I think Dillard is talking about dedication in this passage. We all go through life with blinders on. Most of us don't think about how our actions may affect our neighbors, town, county, state, country, world, universe. When I throw away a rotten nectarine, I don't think about the people living in landfills in Mexico, struggling to find food. If we did think like this, maybe we would dedicate our lives more toward the work of God. Make every day a sacrifice on an altar.
The problem is that we all make bad choices. Every day. I have someone very close to me who has made a bad choice right now. It's a choice that I think, in the long run, will hurt her quite a bit. But I can't really explain this to her. She's young and headstrong. She doesn't really think much about the future. It's all about the present. I'm more of a long-distance thinker. (That way of thinking has its own pitfalls, as well. It can tend to paralyze me at times, making it hard to make decisions.)
Bad choices are learning opportunities, I know. All of the apostles made bad choices at one time or another. Peter turned his back on Christ. John ran away when the soldiers arrested Him. Judas . . . well, you know. Life isn't so much about the mistakes; it's about what we do with those mistakes, how we move forward.

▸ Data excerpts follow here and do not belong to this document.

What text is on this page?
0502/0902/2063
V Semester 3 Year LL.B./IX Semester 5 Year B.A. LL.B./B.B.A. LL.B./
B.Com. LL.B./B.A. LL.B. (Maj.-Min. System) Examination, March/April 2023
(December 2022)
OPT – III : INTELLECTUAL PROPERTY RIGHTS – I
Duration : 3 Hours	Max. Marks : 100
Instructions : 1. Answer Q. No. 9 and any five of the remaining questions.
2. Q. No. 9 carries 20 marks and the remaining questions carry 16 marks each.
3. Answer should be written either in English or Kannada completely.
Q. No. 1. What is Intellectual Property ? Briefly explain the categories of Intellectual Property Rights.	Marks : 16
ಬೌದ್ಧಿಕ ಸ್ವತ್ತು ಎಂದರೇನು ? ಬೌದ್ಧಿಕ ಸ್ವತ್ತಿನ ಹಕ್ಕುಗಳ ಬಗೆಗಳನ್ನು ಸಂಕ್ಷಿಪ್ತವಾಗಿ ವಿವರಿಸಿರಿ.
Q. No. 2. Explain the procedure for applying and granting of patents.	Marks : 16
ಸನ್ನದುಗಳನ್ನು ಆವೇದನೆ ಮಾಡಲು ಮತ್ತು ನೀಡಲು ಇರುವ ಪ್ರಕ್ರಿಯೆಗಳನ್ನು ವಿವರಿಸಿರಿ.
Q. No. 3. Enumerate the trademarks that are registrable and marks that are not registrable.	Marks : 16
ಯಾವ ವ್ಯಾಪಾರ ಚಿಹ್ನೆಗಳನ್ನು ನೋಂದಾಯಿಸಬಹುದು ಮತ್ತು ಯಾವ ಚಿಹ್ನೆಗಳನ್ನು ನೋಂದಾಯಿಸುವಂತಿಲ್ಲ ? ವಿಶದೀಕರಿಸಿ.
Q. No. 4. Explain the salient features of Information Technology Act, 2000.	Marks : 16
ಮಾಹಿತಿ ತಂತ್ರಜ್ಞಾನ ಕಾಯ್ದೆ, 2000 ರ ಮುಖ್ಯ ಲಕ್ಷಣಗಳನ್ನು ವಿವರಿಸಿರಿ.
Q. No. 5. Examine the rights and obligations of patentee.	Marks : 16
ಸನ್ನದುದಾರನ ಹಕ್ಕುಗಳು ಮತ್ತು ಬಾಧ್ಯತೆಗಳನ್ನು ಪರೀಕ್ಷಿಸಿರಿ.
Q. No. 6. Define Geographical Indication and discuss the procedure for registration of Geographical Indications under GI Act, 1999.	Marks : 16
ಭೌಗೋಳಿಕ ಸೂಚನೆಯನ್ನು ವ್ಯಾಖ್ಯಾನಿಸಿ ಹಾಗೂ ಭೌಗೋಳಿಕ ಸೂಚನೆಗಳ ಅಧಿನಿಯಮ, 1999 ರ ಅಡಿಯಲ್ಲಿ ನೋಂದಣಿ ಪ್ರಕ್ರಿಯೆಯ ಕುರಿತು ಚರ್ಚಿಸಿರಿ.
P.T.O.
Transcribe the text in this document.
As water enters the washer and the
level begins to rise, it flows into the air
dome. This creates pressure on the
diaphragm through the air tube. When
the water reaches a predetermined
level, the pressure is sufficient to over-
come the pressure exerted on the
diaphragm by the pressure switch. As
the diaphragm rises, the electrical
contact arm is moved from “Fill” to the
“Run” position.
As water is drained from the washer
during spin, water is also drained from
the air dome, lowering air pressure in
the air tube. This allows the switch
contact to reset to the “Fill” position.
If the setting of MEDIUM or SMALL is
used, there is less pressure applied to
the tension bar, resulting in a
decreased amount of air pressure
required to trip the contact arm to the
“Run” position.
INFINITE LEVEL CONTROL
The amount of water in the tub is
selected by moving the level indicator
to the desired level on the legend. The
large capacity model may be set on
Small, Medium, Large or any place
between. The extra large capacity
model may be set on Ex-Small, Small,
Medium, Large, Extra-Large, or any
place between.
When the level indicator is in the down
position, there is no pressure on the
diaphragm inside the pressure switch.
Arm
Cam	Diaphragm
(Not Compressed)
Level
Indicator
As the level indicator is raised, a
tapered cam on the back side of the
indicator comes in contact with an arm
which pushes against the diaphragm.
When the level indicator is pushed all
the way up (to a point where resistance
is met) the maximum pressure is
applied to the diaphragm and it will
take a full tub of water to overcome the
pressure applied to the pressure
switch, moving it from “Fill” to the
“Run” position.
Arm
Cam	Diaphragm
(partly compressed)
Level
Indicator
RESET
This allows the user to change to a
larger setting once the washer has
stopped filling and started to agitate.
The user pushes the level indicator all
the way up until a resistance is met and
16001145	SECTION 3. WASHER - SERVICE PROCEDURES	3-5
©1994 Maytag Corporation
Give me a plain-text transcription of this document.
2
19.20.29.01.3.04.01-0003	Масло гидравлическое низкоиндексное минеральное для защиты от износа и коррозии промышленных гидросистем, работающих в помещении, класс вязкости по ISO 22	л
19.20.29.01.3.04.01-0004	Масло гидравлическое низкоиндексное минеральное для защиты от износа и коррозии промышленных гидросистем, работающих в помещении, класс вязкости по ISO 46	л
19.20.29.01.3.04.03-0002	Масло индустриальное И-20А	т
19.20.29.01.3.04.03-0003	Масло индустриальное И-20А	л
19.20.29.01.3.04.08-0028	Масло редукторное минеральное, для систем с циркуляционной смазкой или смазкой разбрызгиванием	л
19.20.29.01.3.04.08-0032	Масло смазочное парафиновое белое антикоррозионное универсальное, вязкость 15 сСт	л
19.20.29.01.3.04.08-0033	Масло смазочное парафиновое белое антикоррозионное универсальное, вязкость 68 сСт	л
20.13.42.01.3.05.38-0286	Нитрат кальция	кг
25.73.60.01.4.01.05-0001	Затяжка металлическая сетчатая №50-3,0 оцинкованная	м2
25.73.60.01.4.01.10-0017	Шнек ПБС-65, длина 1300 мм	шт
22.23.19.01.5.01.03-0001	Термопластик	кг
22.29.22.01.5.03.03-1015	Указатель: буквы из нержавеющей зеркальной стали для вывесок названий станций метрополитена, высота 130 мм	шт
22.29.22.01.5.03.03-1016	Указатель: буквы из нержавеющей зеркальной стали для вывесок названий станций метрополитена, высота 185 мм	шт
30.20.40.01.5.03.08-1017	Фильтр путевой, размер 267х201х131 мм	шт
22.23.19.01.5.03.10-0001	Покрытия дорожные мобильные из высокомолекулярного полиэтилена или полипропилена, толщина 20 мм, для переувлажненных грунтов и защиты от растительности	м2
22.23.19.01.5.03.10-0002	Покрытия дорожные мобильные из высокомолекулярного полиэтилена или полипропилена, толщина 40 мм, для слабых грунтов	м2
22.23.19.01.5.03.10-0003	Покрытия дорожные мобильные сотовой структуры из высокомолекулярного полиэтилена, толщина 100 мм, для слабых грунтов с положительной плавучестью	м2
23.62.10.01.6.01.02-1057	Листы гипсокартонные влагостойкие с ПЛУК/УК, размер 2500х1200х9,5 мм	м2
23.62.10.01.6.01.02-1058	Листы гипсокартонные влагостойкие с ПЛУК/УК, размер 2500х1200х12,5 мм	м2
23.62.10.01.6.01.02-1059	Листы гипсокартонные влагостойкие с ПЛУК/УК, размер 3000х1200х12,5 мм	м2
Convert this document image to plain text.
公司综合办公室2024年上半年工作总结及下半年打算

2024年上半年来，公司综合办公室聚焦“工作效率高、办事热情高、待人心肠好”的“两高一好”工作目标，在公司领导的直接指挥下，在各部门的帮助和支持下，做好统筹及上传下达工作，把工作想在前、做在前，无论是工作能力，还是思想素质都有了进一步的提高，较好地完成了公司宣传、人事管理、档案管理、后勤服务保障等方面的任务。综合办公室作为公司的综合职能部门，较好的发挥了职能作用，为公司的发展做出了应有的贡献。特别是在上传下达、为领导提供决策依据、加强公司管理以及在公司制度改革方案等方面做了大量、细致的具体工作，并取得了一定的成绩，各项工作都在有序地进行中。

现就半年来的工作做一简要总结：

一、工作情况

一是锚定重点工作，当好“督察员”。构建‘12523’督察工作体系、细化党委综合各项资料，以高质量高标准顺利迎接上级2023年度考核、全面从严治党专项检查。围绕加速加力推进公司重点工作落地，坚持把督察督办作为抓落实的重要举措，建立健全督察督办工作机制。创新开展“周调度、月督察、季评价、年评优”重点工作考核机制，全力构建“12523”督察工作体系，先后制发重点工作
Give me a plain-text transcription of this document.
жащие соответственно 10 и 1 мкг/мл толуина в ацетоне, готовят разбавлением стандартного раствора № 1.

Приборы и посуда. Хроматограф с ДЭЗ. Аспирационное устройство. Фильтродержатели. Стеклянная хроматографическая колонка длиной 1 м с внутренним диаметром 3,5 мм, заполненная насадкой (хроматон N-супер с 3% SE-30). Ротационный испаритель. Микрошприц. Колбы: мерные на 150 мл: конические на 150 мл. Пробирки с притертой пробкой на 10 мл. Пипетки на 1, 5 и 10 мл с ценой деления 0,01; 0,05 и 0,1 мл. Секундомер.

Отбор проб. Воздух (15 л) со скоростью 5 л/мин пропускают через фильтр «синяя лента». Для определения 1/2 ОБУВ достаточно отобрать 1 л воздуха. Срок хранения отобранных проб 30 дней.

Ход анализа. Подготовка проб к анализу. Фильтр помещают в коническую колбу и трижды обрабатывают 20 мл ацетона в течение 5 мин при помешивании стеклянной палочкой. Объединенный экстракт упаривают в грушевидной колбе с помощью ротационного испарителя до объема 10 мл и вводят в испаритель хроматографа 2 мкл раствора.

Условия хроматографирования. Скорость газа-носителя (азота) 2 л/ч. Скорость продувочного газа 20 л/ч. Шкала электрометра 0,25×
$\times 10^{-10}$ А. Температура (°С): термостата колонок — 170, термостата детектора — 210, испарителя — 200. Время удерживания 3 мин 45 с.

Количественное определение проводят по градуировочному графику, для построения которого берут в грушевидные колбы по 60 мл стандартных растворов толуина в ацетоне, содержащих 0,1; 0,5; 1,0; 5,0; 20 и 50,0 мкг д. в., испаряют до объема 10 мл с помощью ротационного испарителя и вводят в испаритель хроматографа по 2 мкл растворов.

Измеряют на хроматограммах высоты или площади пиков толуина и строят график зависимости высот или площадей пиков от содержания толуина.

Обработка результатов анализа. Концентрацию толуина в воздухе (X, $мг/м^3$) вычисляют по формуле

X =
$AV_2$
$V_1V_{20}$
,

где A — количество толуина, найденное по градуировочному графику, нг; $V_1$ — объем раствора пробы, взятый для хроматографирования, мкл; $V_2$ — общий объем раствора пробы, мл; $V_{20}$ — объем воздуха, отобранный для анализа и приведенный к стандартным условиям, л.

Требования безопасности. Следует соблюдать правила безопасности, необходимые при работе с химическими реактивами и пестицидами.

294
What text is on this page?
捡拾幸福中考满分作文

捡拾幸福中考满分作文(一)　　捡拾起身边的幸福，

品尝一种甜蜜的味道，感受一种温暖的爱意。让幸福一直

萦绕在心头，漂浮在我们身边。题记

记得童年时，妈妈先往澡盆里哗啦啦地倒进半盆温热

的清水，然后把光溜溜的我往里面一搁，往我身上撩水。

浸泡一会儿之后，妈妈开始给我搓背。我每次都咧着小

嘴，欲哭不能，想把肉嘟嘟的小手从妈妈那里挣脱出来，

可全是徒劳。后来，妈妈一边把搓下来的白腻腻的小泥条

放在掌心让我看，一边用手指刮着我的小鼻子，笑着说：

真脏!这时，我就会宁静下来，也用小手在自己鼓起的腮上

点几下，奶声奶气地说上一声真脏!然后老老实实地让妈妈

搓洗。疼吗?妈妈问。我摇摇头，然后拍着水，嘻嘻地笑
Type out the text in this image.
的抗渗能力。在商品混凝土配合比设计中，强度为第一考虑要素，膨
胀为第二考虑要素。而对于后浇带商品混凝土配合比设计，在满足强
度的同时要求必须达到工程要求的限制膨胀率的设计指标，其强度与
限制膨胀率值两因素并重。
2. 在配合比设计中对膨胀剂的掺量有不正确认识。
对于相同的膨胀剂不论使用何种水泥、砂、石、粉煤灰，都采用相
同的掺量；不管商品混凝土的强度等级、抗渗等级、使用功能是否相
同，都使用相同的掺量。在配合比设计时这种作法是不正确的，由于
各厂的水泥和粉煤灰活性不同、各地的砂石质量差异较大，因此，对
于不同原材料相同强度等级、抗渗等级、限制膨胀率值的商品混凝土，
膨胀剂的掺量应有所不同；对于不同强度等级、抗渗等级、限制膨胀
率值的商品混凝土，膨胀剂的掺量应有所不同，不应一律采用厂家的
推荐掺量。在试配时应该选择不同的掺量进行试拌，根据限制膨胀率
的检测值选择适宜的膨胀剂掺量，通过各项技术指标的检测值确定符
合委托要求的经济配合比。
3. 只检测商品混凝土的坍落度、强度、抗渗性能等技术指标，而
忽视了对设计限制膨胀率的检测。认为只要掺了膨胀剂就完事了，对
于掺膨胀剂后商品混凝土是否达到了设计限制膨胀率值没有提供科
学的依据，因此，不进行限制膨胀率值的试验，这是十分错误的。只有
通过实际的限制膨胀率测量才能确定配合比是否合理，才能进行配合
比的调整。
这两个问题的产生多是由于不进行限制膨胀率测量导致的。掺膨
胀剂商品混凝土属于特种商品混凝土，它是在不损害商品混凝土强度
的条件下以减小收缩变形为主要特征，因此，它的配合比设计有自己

As I said in an earlier post this week, I try to remember that I am the Christ in people's lives. That's my job as a Christian. That should be my goal, my dedication. To sacrifice my life for the sake of others. That's what Jesus did. Ideally, it's what we all should do. The world would be a much better place if everyone thought and acted like this. We don't, however. I don't, for sure, because I'm human. And selfish. And flawed. Just like the young person in my life.
We all make mistakes. That's the story of humanity. Yet, we can all change. Change our minds. Our lives. The world. Make sacrifices. Walk on our ways.
Saint Marty will try to remember this today. And tomorrow. And the next day.